Would you rather try and fail and face rejection or
be insecure about your potential but be safe from failure?
These are of course rhetorical questions I don't expect you to have answers lol
Gosh thats a lot of words.
Lol I actually just finished a post that I dedicated to our conversation and alot of what I said there can be used here, though its about love and shit.
But me, I get discouraged kind of easily. I would LOVE to do comedy writing. My friends and alot of people tell me im funny and I laugh at myself alot (not to sound vain) but its something I enjoy. Making people feel good, period is an amazing feeling for me. Which is why I think i’m such a good person, I try a little bit harder to please the people around me (to a point)
I’ve been wanting to do standup forevs. I always told my bestfriends back home “im gonna drop out of SCAD and do standup” and I was never serious until I realized I needed a new outlet because drawing wasn’t cutting it. So one day, I decided I was gonna legit do standup at a future talent show, and I was excited. One night 2 months ago I just opened up Notepad and just straight wrote a whole routine in one sitting. I was proud of myself and I thought it was funny.
(It didnt save)
and I told my roommate about it and he wanted to hear it but I no longer had it and even so I was afraid to try because for some reason, letting it be known that you are gonna try and be funny is harder than acutally just being funny. So later that night I was feeling froggy again and I just rewrote it with new stuff and it felt good. And an open mic was coming up but I pussied out.
So I said I would do one of the many others that my bookstore has
I pussy out.
And when the talent show comes around (if its not too late already) im gonna pussy out.
Its best to just do shit. Don’t talk, do shit.
Because if I ever did half the shit I said I was gonna do I would be a married-skinny-famous comic-comedian-tattoo-artist-gourmet chef but I talk myself out of things so I dont have to deal with the disappoint (i’ve been let down alot in recent monts)
so if I was ever ready for that, I would just jump in and you’ll either make it, or not make it. But never give up on your goals and aspirations.
Rarely do people ever meet there goal initially. It takes dedication
So I told theotherkindofnerd one night that I would love to have a deep conversation with her about life but I had to go to bed and I she was owed a conversation.
tonight is kind of the same deal but I figure I could offer a pre-post or jumping off post for whatever our conversation may be about.
Let’s see what comes off the top of the dome.
love and shit.
I speak on love and shit alot but I always find myself learning somethng new everyday.

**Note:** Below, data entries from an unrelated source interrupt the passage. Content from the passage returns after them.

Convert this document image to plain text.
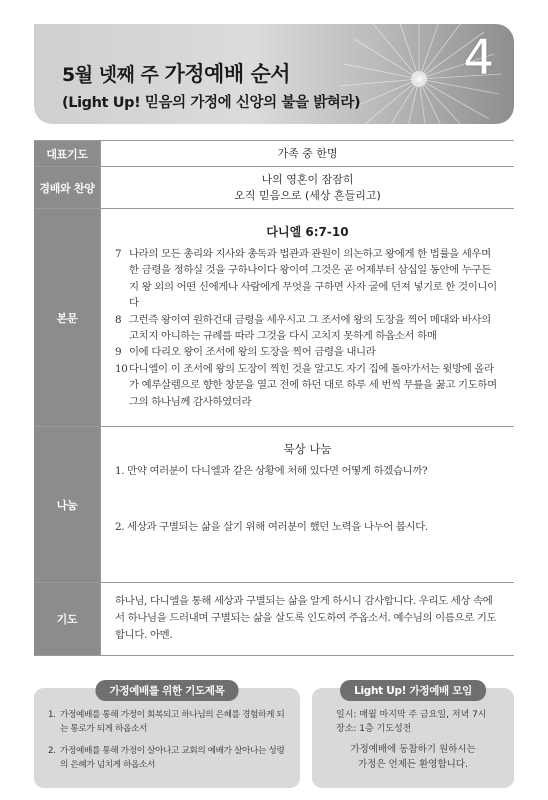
4
5월 넷째 주 가정예배 순서
(Light Up! 믿음의 가정에 신앙의 불을 밝혀라)
대표기도	가족 중 한명
경배와 찬양
나의 영혼이 잠잠히
오직 믿음으로 (세상 흔들리고)
본문
다니엘 6:7-10
7 나라의 모든 총리와 지사와 총독과 법관과 관원이 의논하고 왕에게 한 법률을 세우며 한 금령을 정하실 것을 구하나이다 왕이여 그것은 곧 어제부터 삼십일 동안에 누구든지 왕 외의 어떤 신에게나 사람에게 무엇을 구하면 사자 굴에 던져 넣기로 한 것이니이다
8 그런즉 왕이여 원하건대 금령을 세우시고 그 조서에 왕의 도장을 찍어 메대와 바사의 고치지 아니하는 규례를 따라 그것을 다시 고치지 못하게 하옵소서 하매
9 이에 다리오 왕이 조서에 왕의 도장을 찍어 금령을 내니라
10 다니엘이 이 조서에 왕의 도장이 찍힌 것을 알고도 자기 집에 돌아가서는 윗방에 올라가 예루살렘으로 향한 창문을 열고 전에 하던 대로 하루 세 번씩 무릎을 꿇고 기도하며 그의 하나님께 감사하였더라
나눔
묵상 나눔
1. 만약 여러분이 다니엘과 같은 상황에 처해 있다면 어떻게 하겠습니까?
2. 세상과 구별되는 삶을 살기 위해 여러분이 했던 노력을 나누어 봅시다.
기도
하나님, 다니엘을 통해 세상과 구별되는 삶을 알게 하시니 감사합니다. 우리도 세상 속에서 하나님을 드러내며 구별되는 삶을 살도록 인도하여 주옵소서. 예수님의 이름으로 기도합니다. 아멘.
가정예배를 위한 기도제목
1. 가정예배를 통해 가정이 회복되고 하나님의 은혜를 경험하게 되는 통로가 되게 하옵소서
2. 가정예배를 통해 가정이 살아나고 교회의 예배가 살아나는 성령의 은혜가 넘치게 하옵소서
Light Up! 가정예배 모임
일시: 매월 마지막 주 금요일, 저녁 7시
장소: 1층 기도성전
가정예배에 동참하기 원하시는
가정은 언제든 환영합니다.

Today, I learned that even after I have stopped believing and having hope for my true love to come back others may still have hope for me/us.
I had already gone through (many times) the dealings of forgetting about what may be, forgetting whether I truly believed she was the one and just…moving on.
I’m stuck at a spot where its hard for me to move on but i’m ALMOST there.
But today, I spoke to a very kind and beautiful lady from my past who told me that she was never more sure about anything than knowing we are meant to be together.
It was weird.
Cause I thought I was the only one in the world who believed that and now I don’t feel so alone.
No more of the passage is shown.